Gostaria de citar, sem exagero, que podemos equiparar Viktor Emil Frankl ao grande Pai da Psicanálise, mesmo se Frankl citava o próprio Freud como um ‘gigante’ e reconhecia a ele muitos méritos na construção da ciência que hoje conhecemos. Mas, sabiamente, Frankl acrescentava que, “se um anão sobe nos ombros de um gigante, vê mais longe”.

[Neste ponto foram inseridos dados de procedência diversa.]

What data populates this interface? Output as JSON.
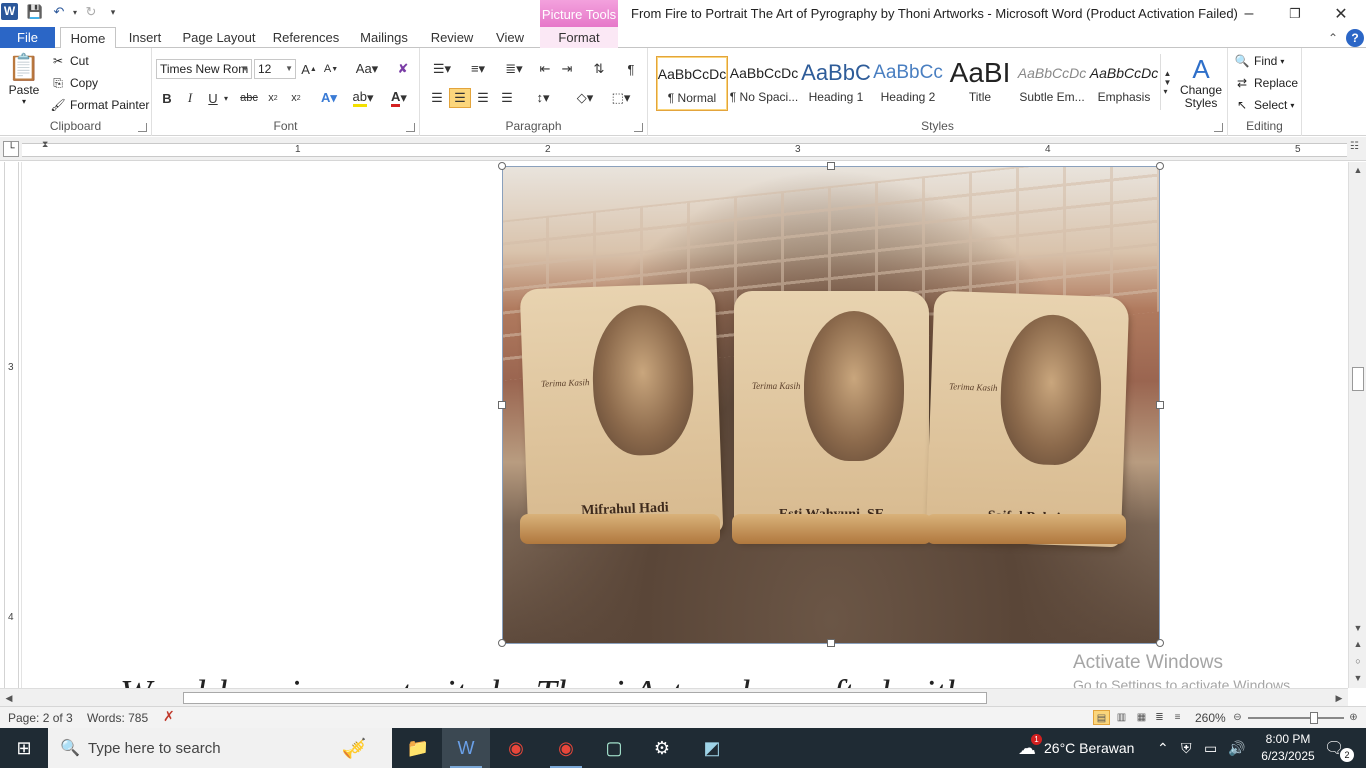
{
  "titlebar": {
    "logo": "W",
    "context_tab_header": "Picture Tools",
    "title": "From Fire to Portrait The Art of Pyrography by Thoni Artworks  -  Microsoft Word (Product Activation Failed)",
    "icons": [
      "save-icon",
      "undo-icon",
      "redo-icon",
      "customize-qat-icon"
    ]
  },
  "tabs": {
    "file": "File",
    "home": "Home",
    "insert": "Insert",
    "page_layout": "Page Layout",
    "references": "References",
    "mailings": "Mailings",
    "review": "Review",
    "view": "View",
    "format": "Format"
  },
  "clipboard": {
    "paste": "Paste",
    "cut": "Cut",
    "copy": "Copy",
    "format_painter": "Format Painter",
    "label": "Clipboard"
  },
  "font": {
    "name": "Times New Rom",
    "size": "12",
    "label": "Font"
  },
  "paragraph": {
    "label": "Paragraph"
  },
  "styles": {
    "items": [
      {
        "sample": "AaBbCcDc",
        "name": "¶ Normal"
      },
      {
        "sample": "AaBbCcDc",
        "name": "¶ No Spaci..."
      },
      {
        "sample": "AaBbC",
        "name": "Heading 1"
      },
      {
        "sample": "AaBbCc",
        "name": "Heading 2"
      },
      {
        "sample": "AaBI",
        "name": "Title"
      },
      {
        "sample": "AaBbCcDc",
        "name": "Subtle Em..."
      },
      {
        "sample": "AaBbCcDc",
        "name": "Emphasis"
      }
    ],
    "change_styles": "Change Styles",
    "label": "Styles"
  },
  "editing": {
    "find": "Find",
    "replace": "Replace",
    "select": "Select",
    "label": "Editing"
  },
  "ruler": {
    "h_numbers": [
      "1",
      "2",
      "3",
      "4",
      "5"
    ],
    "v_numbers": [
      "3",
      "4"
    ]
  },
  "document": {
    "plaque_captions": [
      "Mifrahul Hadi",
      "Esti Wahyuni, SE",
      "Saiful Bahri"
    ],
    "plaque_note": "Terima Kasih",
    "body_text": "Wood-burning portraits by Thoni Artworks crafted with",
    "watermark_title": "Activate Windows",
    "watermark_sub": "Go to Settings to activate Windows."
  },
  "statusbar": {
    "page": "Page: 2 of 3",
    "words": "Words: 785",
    "zoom": "260%"
  },
  "taskbar": {
    "search_placeholder": "Type here to search",
    "weather": "26°C  Berawan",
    "weather_badge": "1",
    "time": "8:00 PM",
    "date": "6/23/2025",
    "notifications": "2"
  }
}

Com certeza Frankl não foi um anão... Mas quem foi e, principalmente, o que Frankl “viu”? Antes de tudo, como tantos outros grandes da Psicologia, foi um contemporâneo de Freud, construiu uma amizade e relacionamento que o tornou um dos seus colaboradores, publicando, ainda jovem (19 anos), um artigo na revista científica dirigida pelo seu Mestre.
Aos poucos Frankl percebe que, ao contrario das colocações de Freud, aquilo que move o Homem é uma força em busca de um sentido para a própria existência, um sentido para a vida e tudo que a ela está relacionado. Embora em um primeiro momento chama a sua teoria de Análise Existencial, mais tarde muda para Logoterapia, onde LOGOS refere-se a “sentido” na língua grega e Logoterapia como a “terapia a partir do sentido”.
Frankl foi extremamente sábio e oportuno no colocar a Logoterapia oportunamente “distante” da religião, mesmo se profundamente ligada ao transcendente e por conseguinte ligada ao aspecto religioso presente no ser humano. Segundo Frankl, ao lado do bio-psicológico está um elemento até então desconsiderado na Psicologia e Frankl não teme em afirmar que no Ser Humano está presente o espírito e o Homem é um ser “bio-psico-espiritual”. Se para alguns o sentido da própria existência pode parecer um fator irrelevante, a experiência clínica tem mostrado o contrário e o mesmo pode testemunhar Frankl, pessoalmente, quando esteve preso por 3 anos nos campos de concentração nazistas.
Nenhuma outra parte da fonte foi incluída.